If you picture the circle inscribed in an imaginary box to the right, you'll see that it touches only the top and bottom squares... and that the touching point is at the middle of the sides.

11. Nov 15, 2006

### curt2121

ok that's what i'm thinking. so we are agreed on that. did my idea of each of the squares moving off with half the initial velocity of the ball make sense?

12. Nov 15, 2006

### Staff: Mentor

Again, I'm no expert in this kind of question, but what is conserved? KE or momentum?

13. Nov 15, 2006

### George Jones

Staff Emeritus
Even if true, this is something you have to justify.

The two blocks will move in directions that are in the directions of the (impulsive) contact forces. The contact forces are directed perpendicular to the tangents at the points of contact. This justifies your original conclusions about directions.

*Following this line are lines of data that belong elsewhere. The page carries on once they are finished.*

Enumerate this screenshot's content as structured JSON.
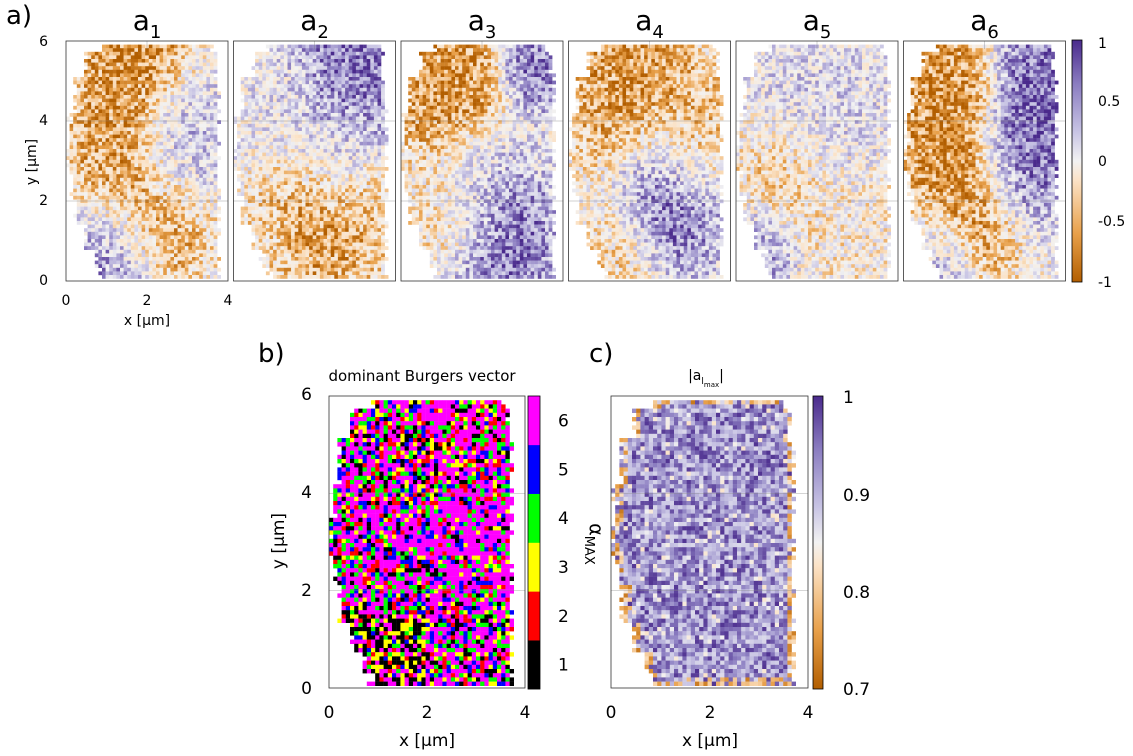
{
  "chart_data": [
    {
      "type": "heatmap",
      "panel_label": "a)",
      "subplot_titles": [
        {
          "base": "a",
          "sub": "1"
        },
        {
          "base": "a",
          "sub": "2"
        },
        {
          "base": "a",
          "sub": "3"
        },
        {
          "base": "a",
          "sub": "4"
        },
        {
          "base": "a",
          "sub": "5"
        },
        {
          "base": "a",
          "sub": "6"
        }
      ],
      "xlabel": "x [µm]",
      "ylabel": "y [µm]",
      "xlim": [
        0,
        4
      ],
      "ylim": [
        0,
        6
      ],
      "xticks": [
        "0",
        "2",
        "4"
      ],
      "yticks": [
        "0",
        "2",
        "4",
        "6"
      ],
      "colorbar": {
        "range": [
          -1,
          1
        ],
        "ticks": [
          "1",
          "0.5",
          "0",
          "-0.5",
          "-1"
        ],
        "colors": [
          "#b25e00",
          "#e8a04a",
          "#fbe2c6",
          "#f2f2f2",
          "#c8c4e4",
          "#8a7cc0",
          "#4a2a8c"
        ]
      },
      "grid": true
    },
    {
      "type": "heatmap",
      "panel_label": "b)",
      "title": "dominant Burgers vector",
      "xlabel": "x [µm]",
      "ylabel": "y [µm]",
      "xlim": [
        0,
        4
      ],
      "ylim": [
        0,
        6
      ],
      "xticks": [
        "0",
        "2",
        "4"
      ],
      "yticks": [
        "0",
        "2",
        "4",
        "6"
      ],
      "colorbar": {
        "label": {
          "base": "α",
          "sub": "MAX"
        },
        "categories": [
          "1",
          "2",
          "3",
          "4",
          "5",
          "6"
        ],
        "colors": [
          "#000000",
          "#ff0000",
          "#ffff00",
          "#00ff00",
          "#0000ff",
          "#ff00ff"
        ]
      },
      "grid": true
    },
    {
      "type": "heatmap",
      "panel_label": "c)",
      "title": {
        "pre": "|a",
        "sub": "l",
        "subsub": "max",
        "post": "|"
      },
      "xlabel": "x [µm]",
      "xlim": [
        0,
        4
      ],
      "ylim": [
        0,
        6
      ],
      "xticks": [
        "0",
        "2",
        "4"
      ],
      "colorbar": {
        "range": [
          0.7,
          1
        ],
        "ticks": [
          "1",
          "0.9",
          "0.8",
          "0.7"
        ],
        "colors": [
          "#b25e00",
          "#e8a04a",
          "#fbe2c6",
          "#f2f2f2",
          "#c8c4e4",
          "#8a7cc0",
          "#4a2a8c"
        ]
      },
      "grid": true
    }
  ]
}
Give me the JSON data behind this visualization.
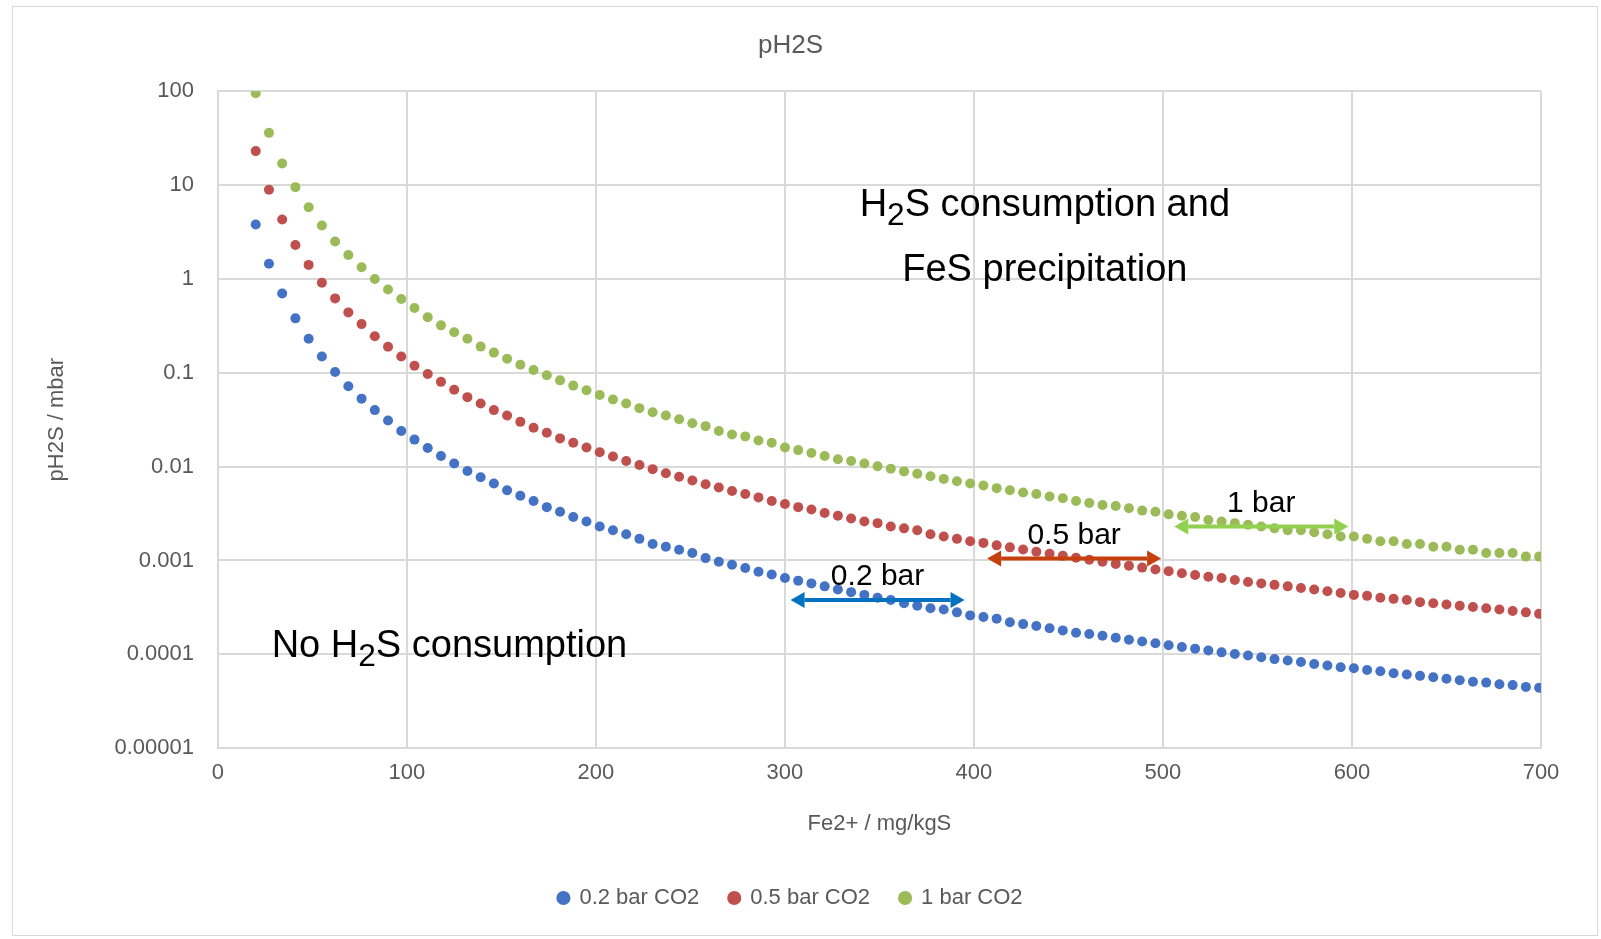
{
  "chart_data": {
    "type": "scatter",
    "title": "pH2S",
    "xlabel": "Fe2+ / mg/kgS",
    "ylabel": "pH2S / mbar",
    "x": [
      20,
      27,
      34,
      41,
      48,
      55,
      62,
      69,
      76,
      83,
      90,
      97,
      104,
      111,
      118,
      125,
      132,
      139,
      146,
      153,
      160,
      167,
      174,
      181,
      188,
      195,
      202,
      209,
      216,
      223,
      230,
      237,
      244,
      251,
      258,
      265,
      272,
      279,
      286,
      293,
      300,
      307,
      314,
      321,
      328,
      335,
      342,
      349,
      356,
      363,
      370,
      377,
      384,
      391,
      398,
      405,
      412,
      419,
      426,
      433,
      440,
      447,
      454,
      461,
      468,
      475,
      482,
      489,
      496,
      503,
      510,
      517,
      524,
      531,
      538,
      545,
      552,
      559,
      566,
      573,
      580,
      587,
      594,
      601,
      608,
      615,
      622,
      629,
      636,
      643,
      650,
      657,
      664,
      671,
      678,
      685,
      692,
      699
    ],
    "series": [
      {
        "name": "0.2 bar CO2",
        "color": "#4472c4",
        "values": [
          3.8,
          1.45,
          0.7,
          0.38,
          0.23,
          0.149,
          0.102,
          0.072,
          0.053,
          0.04,
          0.031,
          0.024,
          0.0194,
          0.0158,
          0.013,
          0.0108,
          0.009,
          0.0077,
          0.0066,
          0.0056,
          0.0049,
          0.0043,
          0.0037,
          0.0033,
          0.0029,
          0.0026,
          0.0023,
          0.0021,
          0.0019,
          0.0017,
          0.0015,
          0.0014,
          0.0013,
          0.0012,
          0.00106,
          0.00097,
          0.0009,
          0.00083,
          0.00076,
          0.00071,
          0.00065,
          0.00061,
          0.00057,
          0.00053,
          0.00049,
          0.00046,
          0.00043,
          0.0004,
          0.00038,
          0.00035,
          0.00033,
          0.00031,
          0.0003,
          0.00028,
          0.00026,
          0.00025,
          0.00024,
          0.00022,
          0.00021,
          0.0002,
          0.00019,
          0.00018,
          0.00017,
          0.000165,
          0.000158,
          0.00015,
          0.000143,
          0.000137,
          0.000131,
          0.000125,
          0.00012,
          0.000115,
          0.00011,
          0.000105,
          0.000101,
          9.7e-05,
          9.3e-05,
          8.9e-05,
          8.6e-05,
          8.3e-05,
          7.9e-05,
          7.6e-05,
          7.3e-05,
          7.1e-05,
          6.8e-05,
          6.6e-05,
          6.3e-05,
          6.1e-05,
          5.9e-05,
          5.7e-05,
          5.5e-05,
          5.3e-05,
          5.1e-05,
          5e-05,
          4.8e-05,
          4.7e-05,
          4.5e-05,
          4.4e-05
        ]
      },
      {
        "name": "0.5 bar CO2",
        "color": "#c0504d",
        "values": [
          23,
          8.9,
          4.3,
          2.3,
          1.41,
          0.91,
          0.62,
          0.44,
          0.33,
          0.245,
          0.189,
          0.149,
          0.119,
          0.097,
          0.08,
          0.066,
          0.055,
          0.047,
          0.04,
          0.035,
          0.03,
          0.026,
          0.023,
          0.02,
          0.018,
          0.016,
          0.0142,
          0.0128,
          0.0115,
          0.0104,
          0.0094,
          0.0085,
          0.0078,
          0.0071,
          0.0065,
          0.006,
          0.0055,
          0.0051,
          0.0047,
          0.0043,
          0.004,
          0.0037,
          0.0035,
          0.0032,
          0.003,
          0.0028,
          0.0026,
          0.0025,
          0.0023,
          0.0022,
          0.0021,
          0.0019,
          0.0018,
          0.0017,
          0.0016,
          0.00154,
          0.00145,
          0.00138,
          0.00131,
          0.00124,
          0.00118,
          0.00112,
          0.00107,
          0.00102,
          0.00097,
          0.00092,
          0.00088,
          0.00084,
          0.0008,
          0.00077,
          0.00073,
          0.0007,
          0.00067,
          0.00065,
          0.00062,
          0.00059,
          0.00057,
          0.00055,
          0.00053,
          0.00051,
          0.00049,
          0.00047,
          0.00045,
          0.00043,
          0.00042,
          0.0004,
          0.00039,
          0.00038,
          0.00036,
          0.00035,
          0.00034,
          0.00033,
          0.00032,
          0.00031,
          0.0003,
          0.00029,
          0.00028,
          0.00027
        ]
      },
      {
        "name": "1 bar CO2",
        "color": "#9bbb59",
        "values": [
          95,
          36,
          17,
          9.5,
          5.8,
          3.7,
          2.5,
          1.8,
          1.33,
          1.0,
          0.77,
          0.61,
          0.49,
          0.39,
          0.32,
          0.27,
          0.23,
          0.19,
          0.164,
          0.141,
          0.122,
          0.107,
          0.094,
          0.083,
          0.073,
          0.065,
          0.058,
          0.052,
          0.047,
          0.042,
          0.038,
          0.035,
          0.032,
          0.029,
          0.027,
          0.024,
          0.022,
          0.021,
          0.019,
          0.018,
          0.016,
          0.015,
          0.014,
          0.013,
          0.012,
          0.0115,
          0.0108,
          0.0101,
          0.0095,
          0.0089,
          0.0084,
          0.0079,
          0.0074,
          0.007,
          0.0066,
          0.0063,
          0.0059,
          0.0056,
          0.0053,
          0.0051,
          0.0048,
          0.0046,
          0.0043,
          0.0041,
          0.0039,
          0.0038,
          0.0036,
          0.0034,
          0.0033,
          0.0031,
          0.003,
          0.0029,
          0.0027,
          0.0026,
          0.0025,
          0.0024,
          0.0023,
          0.0022,
          0.0021,
          0.0021,
          0.002,
          0.0019,
          0.0018,
          0.0018,
          0.0017,
          0.0016,
          0.0016,
          0.0015,
          0.0015,
          0.0014,
          0.0014,
          0.0013,
          0.0013,
          0.0012,
          0.0012,
          0.0012,
          0.0011,
          0.0011
        ]
      }
    ],
    "xlim": [
      0,
      700
    ],
    "xticks": [
      0,
      100,
      200,
      300,
      400,
      500,
      600,
      700
    ],
    "ylim": [
      1e-05,
      100
    ],
    "yticks": [
      {
        "value": 1e-05,
        "label": "0.00001"
      },
      0.0001,
      0.001,
      0.01,
      0.1,
      1,
      10,
      100
    ],
    "log": "y",
    "grid": true,
    "legend": "bottom",
    "marker": "circle",
    "annotations": [
      "H$_{2}$S consumption and FeS precipitation",
      "No H$_{2}$S consumption",
      {
        "text": "0.2 bar",
        "x": 349,
        "y": 0.00038
      },
      {
        "text": "0.5 bar",
        "x": 453,
        "y": 0.00105
      },
      {
        "text": "1 bar",
        "x": 552,
        "y": 0.0023
      }
    ]
  }
}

Consider berkeman's last post. You stated that the collisions are elastic. What does this tell you about things that are conserved?

Take anything that is conserved and conserve it - tally up each conserved quantity before and after the collisions. If a conserved quantity is vectorial in nature, resolve it into components.

One possibility is that, after the inititial collisons, the ball keeps moving to the left and runs into the leftmost block. Does this happen, or does this not happen?

14. Nov 15, 2006

### OlderDan

Not that Geoge's comments need to be expanded, but just to round things out, another possibility is that the ball bounces back in the direction from which it came. If the blocks were connected to one another instead of free to separate, this is what would happen. If you find you need more block speed to prove that conservation holds, you could consider this possibility as well.

15. Nov 24, 2006

### curt2121

well the midterm has come and gone and luckily no problems like this were on it. i've been pretty busy lately but I still want to solve this problem (it bugs me to just leave somethign hanging) so I'm going to try to work on it tomorrow. any further insight is still greatly appreciated

16. Nov 24, 2006

### OlderDan

Good for you! Here is a hint
Why half the speed? Why not some other speed?

17. Nov 26, 2006

### curt2121

ok so i used some numbers since i absolutely hate problems in variables. i treated the two side blocks as one object as suggested above with a mass of 10 kg combines. therefore the ball has mass 5kg. I gave it initial velocity of 2m/s so that after the collision, the ball has a velocity of .66m/s and the squares combined have velocity 1.33m/s combined. As far as i know, the velocities of each cube should be equal since they have the same mass and were in the same collision. therefore each cube has a velocity of .66m/s at 45 degree angles so that the ball and 2 side cubes have the same velocity (.66/2=1/3 of original velocity) so that the two cubes shoot off at 1/3 the original speed of the ball and the ball bounces back with 1/3 its original speed and the middle cube stays sitting there. this seem right? if not i simply give up

18. Nov 27, 2006

### curt2121

dan? anyone?

19. Nov 27, 2006

### OlderDan

Your result does not conserve momentum or energy

You were close way back at the beginning. The only problem was your assumption that each of the two blocks would have half of the initial speed of the ball. If they had only half the speed, and the ball came to rest, momentum and energy would not be conserved. If only the two blocks are moving after the collision, the momentum components of each block in the original direction of the ball must be half the original momentum of the ball. If they go off at 45° and the ball stops as you suspected then

2m*v_f*cos45° = m*v_i

v_f = v_i/(2*cos45°) = 0.707*v_i <<== NOT half v_i

Does this conserve energy?

2*½*m*v²_f = 2*½*m*(0.707*v_i)² = ½*m*v²_i

Sure enough. Energy is conserved. The two blocks go off at 45° with 1/sqrt(2) times the initial velocity, while the ball and the third block remain at rest.